Speaking after Monday afternoon's practice session, North Carolina head coach Butch Davis said that it was unquestionably the best workout the team has had so far in camp.
The Tar Heels won't start hitting until Thursday---their fifth practice of training camp took place Tuesday morning---but Davis expressed optimism that the team has made a little bit of progress after a bit of a sluggish early start Friday and over the weekend.
"I guess probably the best way to maybe kind of start is to talk a little bit about how practice was (Monday)," Davis said. "I felt like---and I told the players at the end of practice when I called them up---I said that this was legitimately, probably the first really good practice that we've had since training camp started."
"Early it took some time---guys feeling their way, freshmen not maybe necessarily knowing the speed, the tempo of the drills and how we go about doing things."
"I thought the practice today was outstanding. I thought that the effort was really good," Davis added. "I thought the leaders and the seniors on the football team really pushed everybody."
"The speed in which we were able to practice and the number of plays that we made during practice was very good."
Davis gave praise to several veterans and younger players for their efforts.
"In the receivers today Joshua Adams and Dwight Jones made some really, really good plays today.
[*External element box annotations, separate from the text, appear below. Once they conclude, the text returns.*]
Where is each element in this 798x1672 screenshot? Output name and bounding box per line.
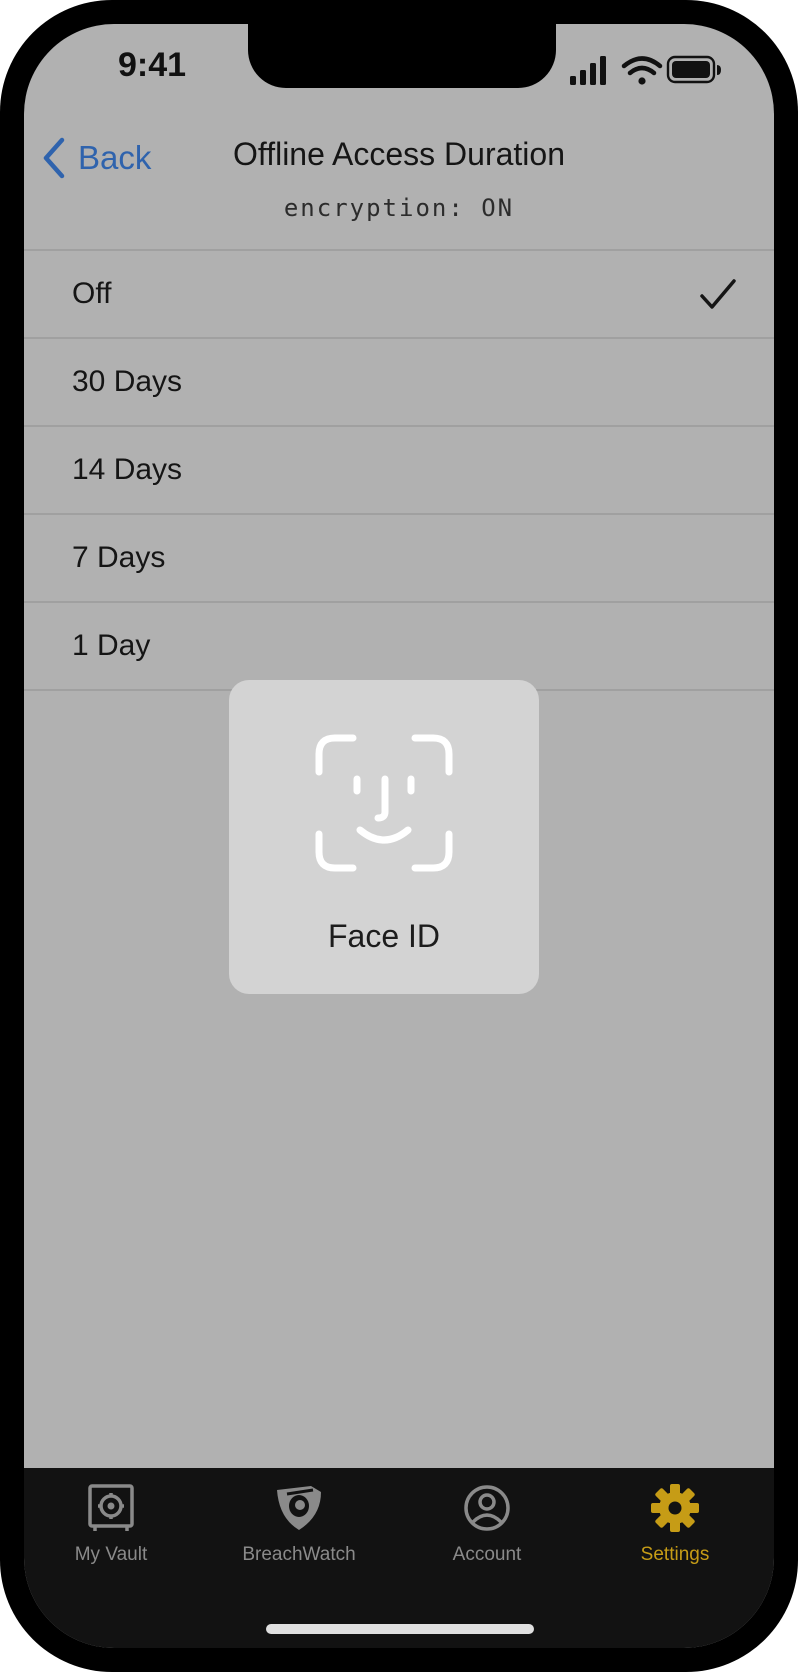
status-time: 9:41 [117, 46, 187, 84]
option-14-days[interactable]: 14 Days [24, 427, 774, 515]
option-off[interactable]: Off [24, 251, 774, 339]
face-id-prompt: Face ID [229, 680, 539, 994]
status-icons [570, 55, 721, 85]
breachwatch-shield-icon [277, 1486, 321, 1530]
vault-icon [88, 1484, 134, 1531]
account-person-icon [464, 1485, 510, 1531]
checkmark-icon [700, 279, 736, 309]
option-label: Off [72, 277, 112, 310]
tab-settings[interactable]: Settings [585, 1482, 765, 1578]
tab-bar: My Vault BreachWatch Account Settings [24, 1468, 774, 1648]
option-7-days[interactable]: 7 Days [24, 515, 774, 603]
duration-options-list: Off 30 Days 14 Days 7 Days 1 Day [24, 249, 774, 691]
page-title: Offline Access Duration [232, 136, 565, 172]
gear-icon [651, 1484, 699, 1532]
option-label: 14 Days [72, 453, 183, 486]
screen: 9:41 Back Offline Access Duration encryp… [24, 24, 774, 1648]
tab-account[interactable]: Account [397, 1482, 577, 1578]
option-1-day[interactable]: 1 Day [24, 603, 774, 691]
tab-label: BreachWatch [242, 1544, 356, 1565]
home-indicator[interactable] [266, 1624, 534, 1634]
encryption-status: encryption: ON [283, 194, 515, 222]
cellular-signal-icon [570, 56, 606, 85]
option-label: 7 Days [72, 541, 166, 574]
tab-my-vault[interactable]: My Vault [24, 1482, 201, 1578]
tab-breachwatch[interactable]: BreachWatch [209, 1482, 389, 1578]
option-label: 1 Day [72, 629, 151, 662]
back-button-label: Back [78, 139, 152, 176]
tab-label: My Vault [74, 1544, 148, 1565]
device-notch [248, 24, 556, 88]
battery-icon [666, 55, 721, 84]
wifi-icon [621, 56, 663, 85]
device-frame: 9:41 Back Offline Access Duration encryp… [0, 0, 798, 1672]
chevron-left-icon [43, 137, 65, 179]
tab-label: Account [452, 1544, 522, 1565]
face-id-label: Face ID [327, 918, 441, 954]
tab-label: Settings [640, 1544, 710, 1565]
back-button[interactable]: Back [38, 132, 151, 184]
face-id-icon [315, 734, 453, 872]
option-label: 30 Days [72, 365, 183, 398]
option-30-days[interactable]: 30 Days [24, 339, 774, 427]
I thought Ryan Taylor at tight end and H-Back made some very good plays today," he said.
"Shaun (Draughn) and Ryan (Houston) ran the ball really well, but the guy that really ran good today was Johnny White," Davis added. "Defensively Deunta Williams made some outstanding plays in the secondary, as did some of the young guys."
Davis also made specific note about a key member of the team that doesn't get talked about very much---place kicking holder and special teams mainstay Trase Jones.
A former walk-on, Jones is now one of 23 scholarship seniors on the North Carolina roster, and Davis expanded on his value to the Tar Heels.
"You have to have guys in your program like Trase," he said. "When you think about here's a guy that came in from high school, he was a quarterback. He's come in and he's returned punts in games for us."
"He's a holder and does a phenomenal job," Davis continued. "I mean, Casey (Barth) has the utmost trust and respect and belief that he's going to do that very well. He's played roles on other special teams for us."
Davis feels that Jones would have been on scholarship at UNC much earlier in his career had the rules allowed him to make such a player a bigger priority in high school.
"With the reduction of the number of scholarships from the days when you had 150, 135 guys on scholarship, there's no question a guy like Trase would be on scholarship (from the beginning) because of his value to the football team," he said.
Davis says that there are several positions within the UNC roster where fierce competition could lead to some reconsideration as to who starts over the course of training camp.
Even with the overwhelming majority of last year's starters returning, there are young players staking their claim for time on the field.
"We're starting to have some real significant position competition," he said. "There's some guys that are pushing some people, and some of that push is coming from guys, some have been here for a little while and we needed them to step up, and some are from some of the new guys."
The Tar Heels have made special teams a particular focus in the first few days of camp, focusing on situational aspects of the game that could make a big difference on gamedays.
We've spent for the last four practices, we spent some significant amount on introducing some of our special teams stuff," Davis said. "We worked exclusively (Monday) on punt protection and cover, and it's an area that we didn't feel like that we did as well as we did last year as we needed to do, so we've tried to add a little bit of an extra there."
Davis seems to have a genuine sense of ease in terms of this team's overall experience and football knowledge---making it so the coaches can expect more out of them this August.
But he firmly states that the Tar Heels will never let anything get out of the way of teaching fundamental football this time of year.
"I think that we don't have to always try to preach about the expectations of what we want out of every single practice. We don't have to go back to Square One, to start over," he said.
"Clearly we're so much further advanced just simply because of the carry-over---guys that have played in games, guys that have played the schemes, older guys that can teach younger guys. It's a dramatic difference."
"But we'll never, ever get away in training camp from the emphasis on fundamentals," he added.
"If you're not fundamentally sound it doesn't really matter how many schemes and 'X's' and 'O's' you can draw up. You've got to be good at tackling, blocking, and making sure that you're fundamentally sound."
While building solid fundamentals and good football habits is naturally a core focus of any training camp, another big component is trying to build quality depth across the board.
"That's one of the goals. We talked before that training camp started---one of the goals of these 29 practices was to create more depth on this football team at a variety of positions," he said.
The Tar Heels switched Tuesday and Thursday's practice sessions in order to better accommodate the intense heat expected in Chapel Hill in the coming days.
Instead of practicing in the mid-afternoon, the sessions were pushed up to the morning hours on those particular days.